Internationaal Beroepsprofiel
Artikelindex
Internationaal Beroepsprofiel voor Euritmietherapeuten
De euritmietherapie werd in 1921 door Dr. Rudolf Steiner en Ita Wegman, arts, ontwikkeld. Het is een op zich zelf staande bewegingstherapie op basis van de bewegingskunst euritmie. De euritmietherapie werkt met een op het lichaam gerichte beweging, waarvan de werking te vergelijken is met die van een medicijn. In het beroep euritmietherapeut werken zowel vrouwen als mannen. Om de complicatie van het benoemen van beiden te vermijden, wordt de uitdrukking euritmietherapeut voor zowel mannen als vrouwen gebruikt.
Opleiding
De opleiding tot euritmietherapeut begint met de opleiding euritmie. Deze vormt de basis voor alle euritmische beroepen en de voorwaarde voor de verschillende beroepsgerichte vervolgopleidingen. De therapeutische vorm en de, in tegenstelling tot de kunstzinnige euritmie, lichaamsgerichte bewegingsaanzet van de euritmietherapie, zijn kenmerkend voor het eigene, unieke van de euritmietherapeutische opleiding. De euritmietherapeut oefent de bewegingstherapie euritmietherapie uit. Hij werkt vanuit de aan het vak gerelateerde zelfstandigheid samen met de behandelend arts en in overeenstemming met het medicijngebruik en/of andere behandelwijzen.

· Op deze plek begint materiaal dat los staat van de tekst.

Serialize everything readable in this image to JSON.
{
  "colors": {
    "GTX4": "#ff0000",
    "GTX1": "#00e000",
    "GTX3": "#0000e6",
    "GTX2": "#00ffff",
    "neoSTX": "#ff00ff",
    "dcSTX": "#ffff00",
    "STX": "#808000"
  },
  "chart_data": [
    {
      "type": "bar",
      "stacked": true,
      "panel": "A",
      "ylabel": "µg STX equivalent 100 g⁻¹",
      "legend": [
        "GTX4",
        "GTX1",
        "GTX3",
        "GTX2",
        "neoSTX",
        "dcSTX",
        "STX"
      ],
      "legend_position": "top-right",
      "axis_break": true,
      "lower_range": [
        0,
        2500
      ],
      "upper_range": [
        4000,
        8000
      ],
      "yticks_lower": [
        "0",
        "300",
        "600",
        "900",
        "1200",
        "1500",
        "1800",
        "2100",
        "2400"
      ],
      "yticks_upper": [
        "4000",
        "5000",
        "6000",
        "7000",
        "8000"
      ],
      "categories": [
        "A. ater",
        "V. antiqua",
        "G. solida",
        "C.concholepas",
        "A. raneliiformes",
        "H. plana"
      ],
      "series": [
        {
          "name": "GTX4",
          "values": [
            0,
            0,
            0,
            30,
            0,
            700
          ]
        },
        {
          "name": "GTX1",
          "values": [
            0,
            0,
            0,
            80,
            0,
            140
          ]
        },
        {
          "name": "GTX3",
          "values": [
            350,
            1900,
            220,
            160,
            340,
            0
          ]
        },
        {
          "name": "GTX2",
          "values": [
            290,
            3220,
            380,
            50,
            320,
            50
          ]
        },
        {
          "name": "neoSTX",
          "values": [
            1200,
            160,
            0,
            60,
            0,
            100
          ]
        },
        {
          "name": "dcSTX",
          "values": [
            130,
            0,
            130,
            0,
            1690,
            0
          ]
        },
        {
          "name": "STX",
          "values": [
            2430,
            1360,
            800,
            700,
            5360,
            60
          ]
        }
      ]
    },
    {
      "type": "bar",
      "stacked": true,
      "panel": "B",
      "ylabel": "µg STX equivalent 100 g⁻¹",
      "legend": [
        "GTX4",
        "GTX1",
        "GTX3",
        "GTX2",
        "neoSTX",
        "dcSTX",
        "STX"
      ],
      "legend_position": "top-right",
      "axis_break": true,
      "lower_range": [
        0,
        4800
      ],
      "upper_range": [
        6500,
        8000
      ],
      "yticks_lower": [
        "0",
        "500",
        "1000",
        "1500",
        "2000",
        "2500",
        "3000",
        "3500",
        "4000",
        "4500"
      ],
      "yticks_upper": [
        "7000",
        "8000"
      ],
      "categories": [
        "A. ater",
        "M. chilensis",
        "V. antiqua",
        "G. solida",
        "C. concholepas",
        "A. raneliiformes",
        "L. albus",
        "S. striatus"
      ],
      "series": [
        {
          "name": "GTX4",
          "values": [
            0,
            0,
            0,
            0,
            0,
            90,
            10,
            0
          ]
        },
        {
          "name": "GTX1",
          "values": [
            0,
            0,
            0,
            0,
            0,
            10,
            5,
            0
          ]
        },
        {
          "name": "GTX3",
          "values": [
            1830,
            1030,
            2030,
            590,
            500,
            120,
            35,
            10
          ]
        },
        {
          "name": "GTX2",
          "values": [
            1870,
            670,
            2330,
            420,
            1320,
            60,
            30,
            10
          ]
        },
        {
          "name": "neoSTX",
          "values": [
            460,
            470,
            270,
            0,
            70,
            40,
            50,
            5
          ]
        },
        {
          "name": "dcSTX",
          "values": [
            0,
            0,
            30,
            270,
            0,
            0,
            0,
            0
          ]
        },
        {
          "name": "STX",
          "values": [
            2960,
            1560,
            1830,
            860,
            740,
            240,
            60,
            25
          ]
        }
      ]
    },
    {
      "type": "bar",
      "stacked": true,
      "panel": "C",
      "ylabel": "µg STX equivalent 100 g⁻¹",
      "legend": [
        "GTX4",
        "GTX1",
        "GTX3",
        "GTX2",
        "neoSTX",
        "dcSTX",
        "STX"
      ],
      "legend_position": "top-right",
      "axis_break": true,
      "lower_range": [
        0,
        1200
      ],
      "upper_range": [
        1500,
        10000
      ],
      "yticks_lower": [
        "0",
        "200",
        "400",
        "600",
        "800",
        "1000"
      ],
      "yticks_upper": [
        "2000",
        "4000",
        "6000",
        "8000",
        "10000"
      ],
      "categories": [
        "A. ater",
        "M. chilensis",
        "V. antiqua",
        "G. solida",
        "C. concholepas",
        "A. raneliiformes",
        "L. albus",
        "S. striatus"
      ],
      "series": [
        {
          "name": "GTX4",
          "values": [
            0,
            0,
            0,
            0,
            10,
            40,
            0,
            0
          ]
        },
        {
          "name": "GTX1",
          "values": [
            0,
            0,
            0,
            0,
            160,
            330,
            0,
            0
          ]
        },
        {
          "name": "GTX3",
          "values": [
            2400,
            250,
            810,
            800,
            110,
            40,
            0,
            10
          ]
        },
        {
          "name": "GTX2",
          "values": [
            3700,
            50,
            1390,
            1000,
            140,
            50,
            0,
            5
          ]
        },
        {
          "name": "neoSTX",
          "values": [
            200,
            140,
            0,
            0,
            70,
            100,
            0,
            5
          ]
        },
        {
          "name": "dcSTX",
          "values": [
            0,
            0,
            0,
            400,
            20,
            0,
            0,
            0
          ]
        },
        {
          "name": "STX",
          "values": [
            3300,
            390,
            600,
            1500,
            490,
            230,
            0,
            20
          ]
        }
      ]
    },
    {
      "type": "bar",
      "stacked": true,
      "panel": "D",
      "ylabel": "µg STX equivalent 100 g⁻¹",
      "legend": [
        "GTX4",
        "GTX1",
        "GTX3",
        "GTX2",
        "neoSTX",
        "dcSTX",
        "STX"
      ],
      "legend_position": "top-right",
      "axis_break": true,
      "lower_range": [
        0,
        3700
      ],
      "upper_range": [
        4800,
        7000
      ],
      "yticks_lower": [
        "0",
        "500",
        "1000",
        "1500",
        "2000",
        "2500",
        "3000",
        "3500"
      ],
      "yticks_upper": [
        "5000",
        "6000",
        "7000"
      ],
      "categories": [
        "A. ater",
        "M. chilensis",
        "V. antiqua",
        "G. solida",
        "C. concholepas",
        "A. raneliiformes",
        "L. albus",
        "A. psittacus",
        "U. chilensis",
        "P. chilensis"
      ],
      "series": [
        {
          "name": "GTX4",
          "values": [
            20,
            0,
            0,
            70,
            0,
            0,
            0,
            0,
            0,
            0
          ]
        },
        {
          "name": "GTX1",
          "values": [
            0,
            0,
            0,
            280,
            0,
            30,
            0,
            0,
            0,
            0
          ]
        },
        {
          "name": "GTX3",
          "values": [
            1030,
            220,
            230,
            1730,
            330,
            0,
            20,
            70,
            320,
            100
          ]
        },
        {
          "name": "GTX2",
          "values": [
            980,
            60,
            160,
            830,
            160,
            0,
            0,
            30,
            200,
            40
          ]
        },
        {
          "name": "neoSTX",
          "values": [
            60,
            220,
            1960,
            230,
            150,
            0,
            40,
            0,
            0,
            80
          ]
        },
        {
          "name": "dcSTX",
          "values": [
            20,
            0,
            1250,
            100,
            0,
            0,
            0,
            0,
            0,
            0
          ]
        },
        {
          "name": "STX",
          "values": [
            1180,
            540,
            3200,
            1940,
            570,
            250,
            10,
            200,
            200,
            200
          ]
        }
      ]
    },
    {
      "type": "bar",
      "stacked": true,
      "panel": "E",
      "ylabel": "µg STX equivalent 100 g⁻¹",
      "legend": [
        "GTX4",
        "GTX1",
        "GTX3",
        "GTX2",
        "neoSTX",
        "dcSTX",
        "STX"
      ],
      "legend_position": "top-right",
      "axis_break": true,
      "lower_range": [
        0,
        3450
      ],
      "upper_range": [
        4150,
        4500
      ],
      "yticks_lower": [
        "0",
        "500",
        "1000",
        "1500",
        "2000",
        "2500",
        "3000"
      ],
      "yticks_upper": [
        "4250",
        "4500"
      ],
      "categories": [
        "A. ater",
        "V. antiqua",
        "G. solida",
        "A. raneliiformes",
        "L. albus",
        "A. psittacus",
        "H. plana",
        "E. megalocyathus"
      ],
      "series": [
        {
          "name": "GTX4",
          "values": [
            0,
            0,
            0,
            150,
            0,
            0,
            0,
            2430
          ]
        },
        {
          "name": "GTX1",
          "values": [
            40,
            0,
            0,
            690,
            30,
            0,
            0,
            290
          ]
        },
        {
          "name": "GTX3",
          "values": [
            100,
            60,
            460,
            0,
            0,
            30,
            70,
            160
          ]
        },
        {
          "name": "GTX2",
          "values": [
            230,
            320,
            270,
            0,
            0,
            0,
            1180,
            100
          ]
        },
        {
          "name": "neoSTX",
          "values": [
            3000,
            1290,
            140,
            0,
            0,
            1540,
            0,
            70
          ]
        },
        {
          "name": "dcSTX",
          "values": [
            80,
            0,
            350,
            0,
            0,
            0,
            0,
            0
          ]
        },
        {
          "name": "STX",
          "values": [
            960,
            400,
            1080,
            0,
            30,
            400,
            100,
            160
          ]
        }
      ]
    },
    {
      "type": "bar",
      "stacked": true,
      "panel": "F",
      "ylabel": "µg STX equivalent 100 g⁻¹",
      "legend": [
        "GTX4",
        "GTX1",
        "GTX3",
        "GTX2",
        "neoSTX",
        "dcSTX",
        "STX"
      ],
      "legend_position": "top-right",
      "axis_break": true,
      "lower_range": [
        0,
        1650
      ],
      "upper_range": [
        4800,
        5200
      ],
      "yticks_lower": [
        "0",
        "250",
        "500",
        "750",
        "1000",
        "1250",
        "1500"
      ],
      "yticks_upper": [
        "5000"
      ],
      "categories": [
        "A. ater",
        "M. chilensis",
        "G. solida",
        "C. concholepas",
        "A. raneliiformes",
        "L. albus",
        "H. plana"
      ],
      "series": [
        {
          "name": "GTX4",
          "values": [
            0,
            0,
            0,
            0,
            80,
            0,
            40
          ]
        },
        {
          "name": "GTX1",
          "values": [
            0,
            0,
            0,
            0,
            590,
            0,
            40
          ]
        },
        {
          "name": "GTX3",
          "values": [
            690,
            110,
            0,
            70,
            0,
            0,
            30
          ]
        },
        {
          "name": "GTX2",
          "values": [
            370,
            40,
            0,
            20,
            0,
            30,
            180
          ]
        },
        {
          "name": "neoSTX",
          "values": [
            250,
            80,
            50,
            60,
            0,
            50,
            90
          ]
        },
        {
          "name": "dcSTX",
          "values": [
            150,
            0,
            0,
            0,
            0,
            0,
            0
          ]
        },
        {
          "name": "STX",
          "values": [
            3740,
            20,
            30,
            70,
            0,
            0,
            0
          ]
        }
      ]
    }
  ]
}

De euritmietherapeutische oefeningen die afgestemd worden op het individuele ziektebeeld, leiden tot een evenwicht in het samenspel van lichaam, ziel en geest (de constitutie) van de patiënt.De euritmietherapie wordt ingezet in alle medisch-therapeutische gebieden.
Voorwaarden
De euritmietherapeut heeft de opleiding tot euritmist afgerond en tevens de daarop verder bouwende opleiding tot euritmietherapeut. Door de basisopleiding beheerst hij de bewegingskunst euritmie en kan het eigen lichaam als fijnzinnig bewegingsinstrument inzetten. De op zich zelf staande opleiding tot euritmietherapeut stelt in staat om de euritmische beweging zo aan te wenden als behorend bij het ziektebeeld. De opleiding biedt de mogelijkheid zowel een therapeutische relatie met de patiënt aan te gaan als ook tot een samenwerking vanuit medisch-menskundige gezichtspunten met de arts te komen. Daarnaast wordt er aandacht besteed aan de organisatorische en beroepsmatige aspekten van het beroep.